= Mary Scott-Bowden =

English hockey and cricket player (b. 1893)

Mary 'Molly' Scott-Bowden (née Logan, b. 1893) was an English hockey and cricket player who contributed to the foundation of the Women's Cricket Association.

She and her husband, Lieutenant-Colonel Jonathan Scott-Bowden, owned the Park Hotel in Colwall, Herefordshire, which they used for horse racing. Mrs Scott-Bowden, the founder of Colwall Ladies' Hockey Club, used the Hotel to host meetings of the Hereford Women's Hockey Association, of which she was vice-chairman.

In 1926, Mrs Scott-Bowden invited members of the All-England Women's Hockey Association to the Park Hotel for a cricketing holiday. In consequence, it was decided to establish an association for women's cricket. The Women's Cricket Association was founded in 1927, with Mrs Scott-Bowden elected to the board alongside her fellow hockey players, chairman Frances Heron-Maxwell and secretary Vera Cox. She and Cox captained teams at the Association's first annual Cricketing Week held at Malvern, Colwall.

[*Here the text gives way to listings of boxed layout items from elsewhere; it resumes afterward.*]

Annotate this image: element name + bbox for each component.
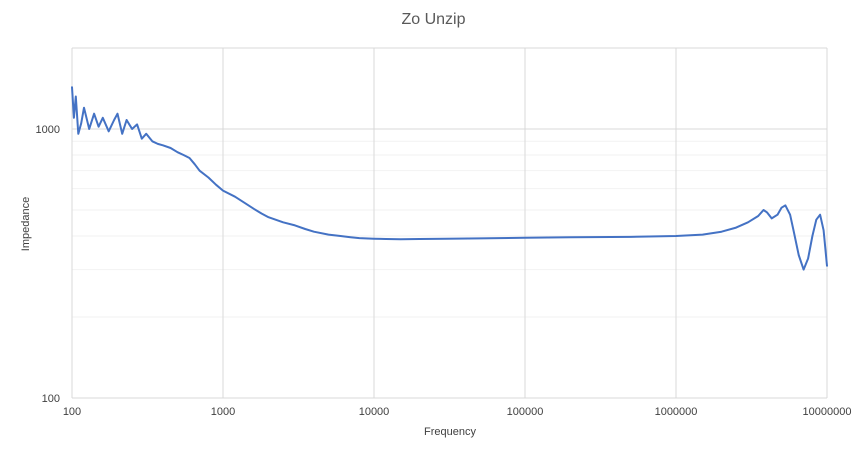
y-tick-label: 1000: [36, 124, 60, 136]
x-tick-label: 100000: [507, 406, 544, 418]
x-tick-label: 1000000: [655, 406, 698, 418]
x-axis-label: Frequency: [424, 426, 476, 438]
y-tick-label: 100: [42, 393, 60, 405]
x-tick-label: 1000: [211, 406, 235, 418]
x-tick-label: 10000: [359, 406, 390, 418]
x-tick-label: 100: [63, 406, 81, 418]
chart-title: Zo Unzip: [401, 11, 466, 28]
series-line-0: [71, 86, 828, 271]
x-tick-label: 10000000: [803, 406, 852, 418]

Mrs Scott-Bowden captained the England women's team in the Association's first international match, a two-innings match against Scotland in 1932. She declared on 213 and England were victorious, despite strong performances from Betty Snowball and Myrtle Maclagan, who played for Scotland on that occasion but would go on to represent England in the first international women's Test series against Australia in 1934.

Mrs Scott-Bowden and her husband had one son, Major-General Logan Scott-Bowden.